The bot is Docker-aware: when the project runs inside a container it issues shell commands through the container and reads state files natively from the mounted workspace.
The on-demand /health command in the bot runs a smaller subset of these checks (the eight that are cheap and side-effect-free) for a quick status readout. The full eleven-check sweep — including the cleanup and lock-recovery checks that mutate state — only runs on the timed loop.
Alerts and debouncing
Health findings do not flood the chat. Each distinct alert is debounced with a thirty-minute cooldown: once an alert fires, the same alert stays silent for thirty minutes even if the underlying condition persists across loop cycles.
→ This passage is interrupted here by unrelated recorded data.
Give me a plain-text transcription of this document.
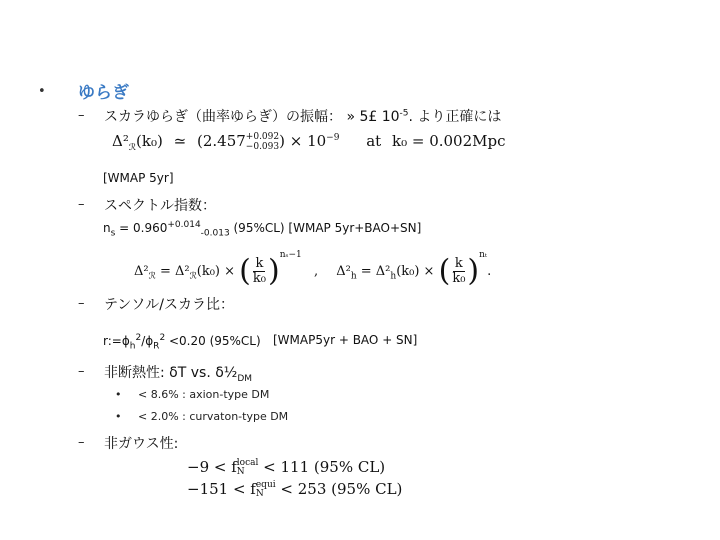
• ゆらぎ
– スカラゆらぎ（曲率ゆらぎ）の振幅： » 5£ $10^{-5}$. より正確には
$\Delta^2_ℛ(k_0)$ ≃ (2.457 +0.092
−0.093 ) × $10^{-9}$ at k₀ = 0.002Mpc
[WMAP 5yr]
– スペクトル指数：
$n_s = 0.960^{+0.014}_{-0.013}$ (95%CL) [WMAP 5yr+BAO+SN]
$\Delta^2_ℛ = \Delta^2_ℛ(k_0)$ × ( $\frac{k}{\text{k₀}} )^{n_s-1}$ , $\Delta^2_h = \Delta^2_h(k_0)$ × ( $\frac{k}{\text{k₀}} )^{n_t}$.
– テンソル/スカラ比：
$r:=\phi_h^2/\phi_R^2 <0.20$ (95%CL) [WMAP5yr + BAO + SN]
– 非断熱性: δT vs. $\delta\frac{1}{2}_{DM}$
• < 8.6% : axion-type DM
• < 2.0% : curvaton-type DM
– 非ガウス性:
−9 < f local
N < 111 (95% CL)
−151 < f equi
N < 253 (95% CL)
This keeps a single ongoing problem (a rate-limit warning, a stuck agent) from posting every ten minutes.
Background refreshes
A few maintenance tasks ride the same ten-minute clock but run on longer intervals, counted in cycles:
| Task | Cadence | Trigger |
|---|---|---|
| Monitoring loop | every cycle | 10 min |
| Task discovery | every 3rd cycle | 30 min |
| Changelog cache refresh | every 6th cycle | 60 min |
The changelog refresh is fire-and-forget: it kicks off changelog-review.js in the background to keep the CLI-version cache warm, so the cli_versions check stays fast (it only ever reads the cache).
Proactive task discovery
Every thirty minutes — every third monitoring cycle — the bot scans GitHub for work that is ready but idle. It looks for four conditions:
jkz:readyissues with no active pipeline — work that is queued but unstarted.- Stale PRs open longer than 24 hours — surfaced as informational, not as a problem to fix.
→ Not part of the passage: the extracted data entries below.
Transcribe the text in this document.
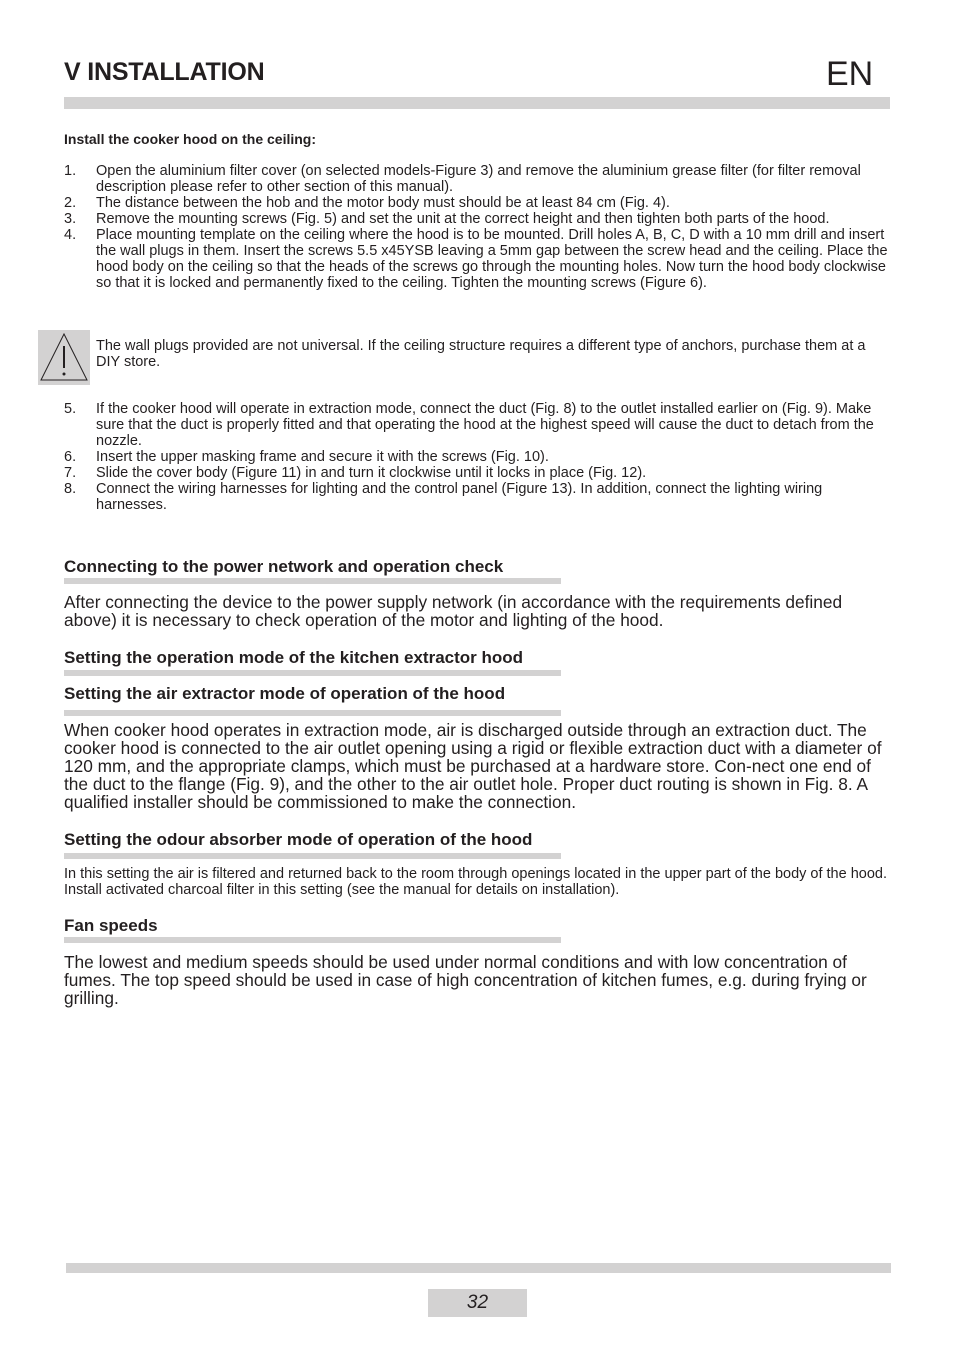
V INSTALLATION	EN
Install the cooker hood on the ceiling:
1. Open the aluminium filter cover (on selected models-Figure 3) and remove the aluminium grease filter (for filter removal description please refer to other section of this manual).
2. The distance between the hob and the motor body must should be at least 84 cm (Fig. 4).
3. Remove the mounting screws (Fig. 5) and set the unit at the correct height and then tighten both parts of the hood.
4. Place mounting template on the ceiling where the hood is to be mounted. Drill holes A, B, C, D with a 10 mm drill and insert the wall plugs in them. Insert the screws 5.5 x45YSB leaving a 5mm gap between the screw head and the ceiling. Place the hood body on the ceiling so that the heads of the screws go through the mounting holes. Now turn the hood body clockwise so that it is locked and permanently fixed to the ceiling. Tighten the mounting screws (Figure 6).
The wall plugs provided are not universal. If the ceiling structure requires a different type of anchors, purchase them at a DIY store.
5. If the cooker hood will operate in extraction mode, connect the duct (Fig. 8) to the outlet installed earlier on (Fig. 9). Make sure that the duct is properly fitted and that operating the hood at the highest speed will cause the duct to detach from the nozzle.
6. Insert the upper masking frame and secure it with the screws (Fig. 10).
7. Slide the cover body (Figure 11) in and turn it clockwise until it locks in place (Fig. 12).
8. Connect the wiring harnesses for lighting and the control panel (Figure 13). In addition, connect the lighting wiring harnesses.
Connecting to the power network and operation check
After connecting the device to the power supply network (in accordance with the requirements defined above) it is necessary to check operation of the motor and lighting of the hood.
Setting the operation mode of the kitchen extractor hood
Setting the air extractor mode of operation of the hood
When cooker hood operates in extraction mode, air is discharged outside through an extraction duct. The cooker hood is connected to the air outlet opening using a rigid or flexible extraction duct with a diameter of 120 mm, and the appropriate clamps, which must be purchased at a hardware store. Con-nect one end of the duct to the flange (Fig. 9), and the other to the air outlet hole. Proper duct routing is shown in Fig. 8. A qualified installer should be commissioned to make the connection.
Setting the odour absorber mode of operation of the hood
In this setting the air is filtered and returned back to the room through openings located in the upper part of the body of the hood. Install activated charcoal filter in this setting (see the manual for details on installation).
Fan speeds
The lowest and medium speeds should be used under normal conditions and with low concentration of fumes. The top speed should be used in case of high concentration of kitchen fumes, e.g. during frying or grilling.
32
- Blocked issues — issues waiting on an unresolved dependency.
- Stale pipelines older than two hours — a run that has stalled mid-phase.
Each finding is offered as a Telegram inline keyboard: a message with buttons the human can tap to act. The system suggests; the human acts. Nothing starts a pipeline, merges a PR, or unblocks an issue automatically.
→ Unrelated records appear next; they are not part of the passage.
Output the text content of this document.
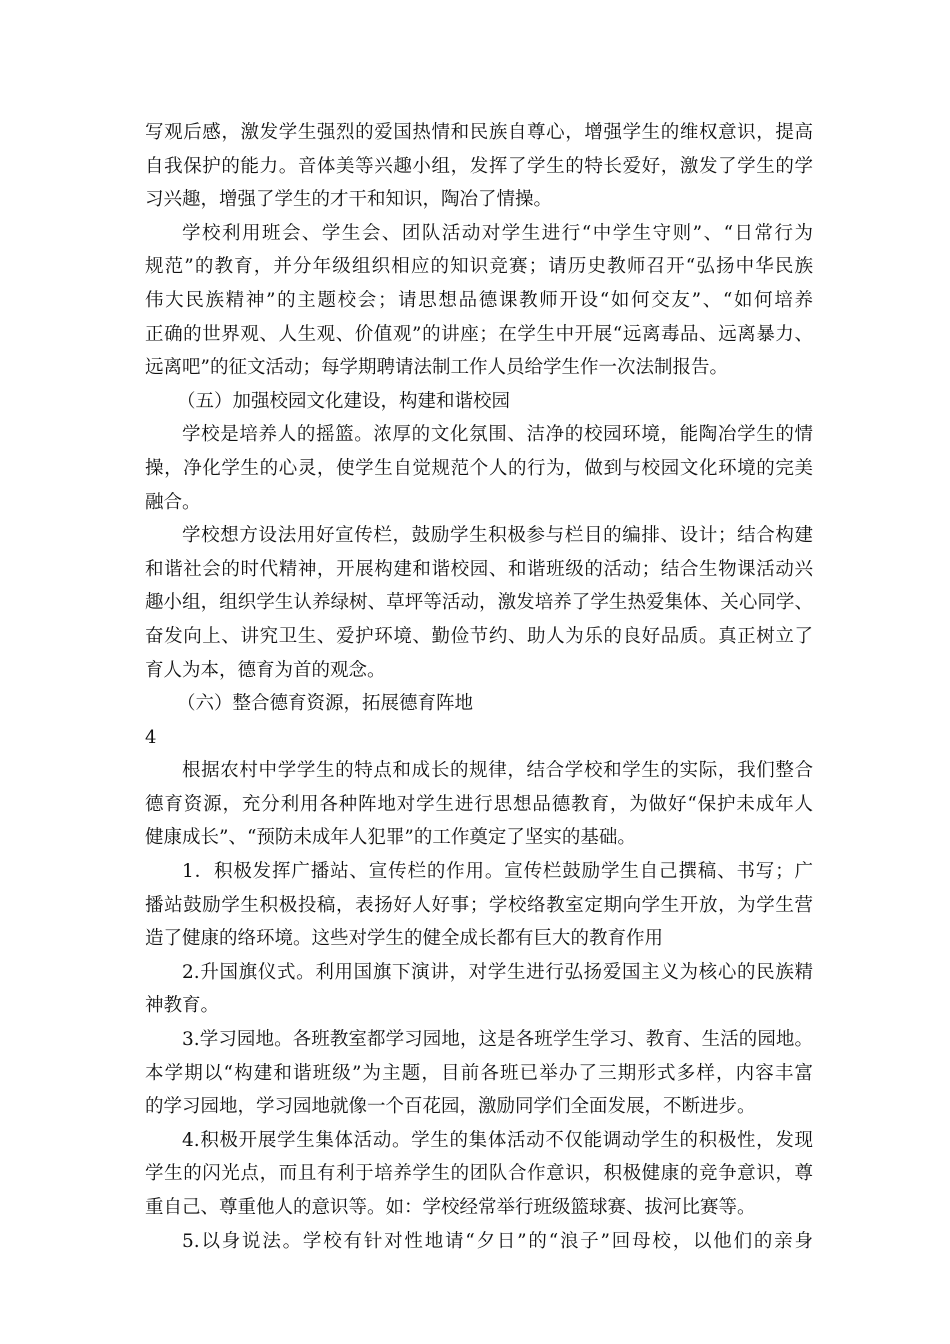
写观后感，激发学生强烈的爱国热情和民族自尊心，增强学生的维权意识，提高
自我保护的能力。音体美等兴趣小组，发挥了学生的特长爱好，激发了学生的学
习兴趣，增强了学生的才干和知识，陶冶了情操。
学校利用班会、学生会、团队活动对学生进行“中学生守则”、“日常行为
规范”的教育，并分年级组织相应的知识竞赛；请历史教师召开“弘扬中华民族
伟大民族精神”的主题校会；请思想品德课教师开设“如何交友”、“如何培养
正确的世界观、人生观、价值观”的讲座；在学生中开展“远离毒品、远离暴力、
远离吧”的征文活动；每学期聘请法制工作人员给学生作一次法制报告。
（五）加强校园文化建设，构建和谐校园
学校是培养人的摇篮。浓厚的文化氛围、洁净的校园环境，能陶冶学生的情
操，净化学生的心灵，使学生自觉规范个人的行为，做到与校园文化环境的完美
融合。
学校想方设法用好宣传栏，鼓励学生积极参与栏目的编排、设计；结合构建
和谐社会的时代精神，开展构建和谐校园、和谐班级的活动；结合生物课活动兴
趣小组，组织学生认养绿树、草坪等活动，激发培养了学生热爱集体、关心同学、
奋发向上、讲究卫生、爱护环境、勤俭节约、助人为乐的良好品质。真正树立了
育人为本，德育为首的观念。
（六）整合德育资源，拓展德育阵地
4
根据农村中学学生的特点和成长的规律，结合学校和学生的实际，我们整合
德育资源，充分利用各种阵地对学生进行思想品德教育，为做好“保护未成年人
健康成长”、“预防未成年人犯罪”的工作奠定了坚实的基础。
1．积极发挥广播站、宣传栏的作用。宣传栏鼓励学生自己撰稿、书写；广
播站鼓励学生积极投稿，表扬好人好事；学校络教室定期向学生开放，为学生营
造了健康的络环境。这些对学生的健全成长都有巨大的教育作用
2.升国旗仪式。利用国旗下演讲，对学生进行弘扬爱国主义为核心的民族精
神教育。
3.学习园地。各班教室都学习园地，这是各班学生学习、教育、生活的园地。
本学期以“构建和谐班级”为主题，目前各班已举办了三期形式多样，内容丰富
的学习园地，学习园地就像一个百花园，激励同学们全面发展，不断进步。
4.积极开展学生集体活动。学生的集体活动不仅能调动学生的积极性，发现
学生的闪光点，而且有利于培养学生的团队合作意识，积极健康的竞争意识，尊
重自己、尊重他人的意识等。如：学校经常举行班级篮球赛、拔河比赛等。
5.以身说法。学校有针对性地请“夕日”的“浪子”回母校，以他们的亲身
Staying under the callback limit
Telegram caps callback_data — the payload attached to an inline button — at 64 bytes. A jkz command with an issue number and context easily exceeds that. The bot works around the limit with a pendingCommands pattern: the full command is stored server-side and the button carries only a short key that points to it. When the button is pressed, the bot looks up the real command by its key. This keeps every button well under the 64-byte ceiling regardless of how long the underlying command is.
Where this lives
The checks themselves are defined in scripts/monitoring-checks.js; task discovery lives in scripts/task-discovery.js; and the bot that schedules both loops, debounces alerts, and renders the inline keyboards is scripts/telegram-bot.js.